I have a complex object graph that I am serializing/deserializing with Json.NET. Some of the objects derive from an abstract class, so in order for the deserialization to work properly, I needed to create a custom JsonConverter. Its only role is to select the appropriate concrete implementation of the abstract class at deserialization-time and allow Json.NET to continue on its way.

My problem comes when I want to serialize. I don't need to do anything custom at all. I want to get exactly the same behavior as I would get using JsonConvert.SerializeObject with no custom JsonConverter.
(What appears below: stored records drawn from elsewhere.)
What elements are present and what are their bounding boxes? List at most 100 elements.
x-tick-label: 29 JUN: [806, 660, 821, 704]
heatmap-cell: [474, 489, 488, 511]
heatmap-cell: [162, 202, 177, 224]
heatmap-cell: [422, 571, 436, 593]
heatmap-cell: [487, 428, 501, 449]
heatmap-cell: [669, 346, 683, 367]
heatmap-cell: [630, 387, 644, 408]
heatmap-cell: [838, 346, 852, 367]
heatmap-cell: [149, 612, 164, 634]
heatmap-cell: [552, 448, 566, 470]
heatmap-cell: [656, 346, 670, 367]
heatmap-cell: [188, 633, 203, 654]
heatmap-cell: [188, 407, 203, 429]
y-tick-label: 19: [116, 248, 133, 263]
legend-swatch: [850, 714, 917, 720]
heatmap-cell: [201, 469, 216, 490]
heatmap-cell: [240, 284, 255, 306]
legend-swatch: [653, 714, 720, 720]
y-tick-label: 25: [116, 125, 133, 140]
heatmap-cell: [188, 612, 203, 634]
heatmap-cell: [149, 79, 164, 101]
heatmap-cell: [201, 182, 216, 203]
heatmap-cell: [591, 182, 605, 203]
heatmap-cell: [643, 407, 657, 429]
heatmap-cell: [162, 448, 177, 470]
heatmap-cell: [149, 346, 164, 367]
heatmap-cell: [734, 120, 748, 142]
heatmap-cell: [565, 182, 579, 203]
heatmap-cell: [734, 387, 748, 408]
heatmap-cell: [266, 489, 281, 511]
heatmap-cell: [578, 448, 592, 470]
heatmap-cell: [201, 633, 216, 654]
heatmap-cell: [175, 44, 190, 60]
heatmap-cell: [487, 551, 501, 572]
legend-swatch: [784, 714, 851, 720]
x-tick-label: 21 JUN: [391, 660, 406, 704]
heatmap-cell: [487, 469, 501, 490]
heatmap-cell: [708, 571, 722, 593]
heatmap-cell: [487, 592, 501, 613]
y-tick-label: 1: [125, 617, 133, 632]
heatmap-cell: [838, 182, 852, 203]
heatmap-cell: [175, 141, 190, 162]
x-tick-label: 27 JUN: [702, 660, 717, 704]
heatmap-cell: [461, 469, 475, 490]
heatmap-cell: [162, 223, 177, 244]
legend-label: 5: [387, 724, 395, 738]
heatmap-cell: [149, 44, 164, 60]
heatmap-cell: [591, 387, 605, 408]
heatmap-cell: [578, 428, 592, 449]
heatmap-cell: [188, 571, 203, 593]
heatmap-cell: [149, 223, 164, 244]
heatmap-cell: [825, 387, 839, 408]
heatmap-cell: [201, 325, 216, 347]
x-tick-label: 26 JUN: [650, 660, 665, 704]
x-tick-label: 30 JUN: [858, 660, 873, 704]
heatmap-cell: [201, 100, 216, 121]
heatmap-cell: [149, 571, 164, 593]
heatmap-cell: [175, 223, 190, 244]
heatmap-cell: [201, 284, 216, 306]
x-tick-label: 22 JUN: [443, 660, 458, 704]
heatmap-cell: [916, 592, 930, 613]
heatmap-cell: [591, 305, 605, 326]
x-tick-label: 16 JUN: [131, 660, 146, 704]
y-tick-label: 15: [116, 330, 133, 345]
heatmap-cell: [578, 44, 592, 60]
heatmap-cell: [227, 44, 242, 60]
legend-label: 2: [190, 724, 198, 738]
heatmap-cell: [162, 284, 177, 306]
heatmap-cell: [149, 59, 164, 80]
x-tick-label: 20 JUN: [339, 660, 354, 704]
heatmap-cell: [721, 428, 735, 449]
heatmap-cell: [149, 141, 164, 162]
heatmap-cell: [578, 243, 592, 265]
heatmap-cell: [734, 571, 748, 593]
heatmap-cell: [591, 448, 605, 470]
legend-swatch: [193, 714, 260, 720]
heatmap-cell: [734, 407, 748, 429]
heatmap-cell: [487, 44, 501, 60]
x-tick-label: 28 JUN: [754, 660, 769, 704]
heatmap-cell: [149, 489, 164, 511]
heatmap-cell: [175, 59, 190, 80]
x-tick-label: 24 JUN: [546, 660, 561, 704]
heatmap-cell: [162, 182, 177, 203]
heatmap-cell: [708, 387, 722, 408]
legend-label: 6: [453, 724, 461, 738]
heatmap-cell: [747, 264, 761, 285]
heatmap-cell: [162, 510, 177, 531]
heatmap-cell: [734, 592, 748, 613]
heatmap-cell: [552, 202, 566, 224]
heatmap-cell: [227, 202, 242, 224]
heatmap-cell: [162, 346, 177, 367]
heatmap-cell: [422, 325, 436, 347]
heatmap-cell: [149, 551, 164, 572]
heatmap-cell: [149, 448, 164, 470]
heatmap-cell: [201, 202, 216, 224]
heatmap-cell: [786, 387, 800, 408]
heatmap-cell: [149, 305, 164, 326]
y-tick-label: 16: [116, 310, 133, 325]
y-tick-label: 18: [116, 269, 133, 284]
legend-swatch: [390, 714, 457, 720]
However, since I'm using the custom JsonConverter class for my deserialization needs, I'm forced to supply a WriteJson implementation. Since WriteJson is abstract, I can't just call base.WriteJson, but I want to do essentially that. So my question is, what do I put in that method to get the plain-Jane, default behavior? In other words:

public override void WriteJson(JsonWriter writer, object value, JsonSerializer serializer)
{
    // What goes here to get default processing?
}

Answer 1

In your custom JsonConverter, override CanWrite and return false:

public override bool CanWrite { get { return false; } }

public override void WriteJson(JsonWriter writer, object value, JsonSerializer serializer)
{
    throw new NotImplementedException();
}

Then you can just throw an exception from WriteJson, since it won't get called.

(Similarly, to get default behavior during deserialization, override CanRead and return false.)

Note that the same approach can be used for JsonConverter<T> (introduced in Json.NET 11.0.1) since it is just a subclass of JsonConverter that introduces type-safe versions of ReadJson() and WriteJson().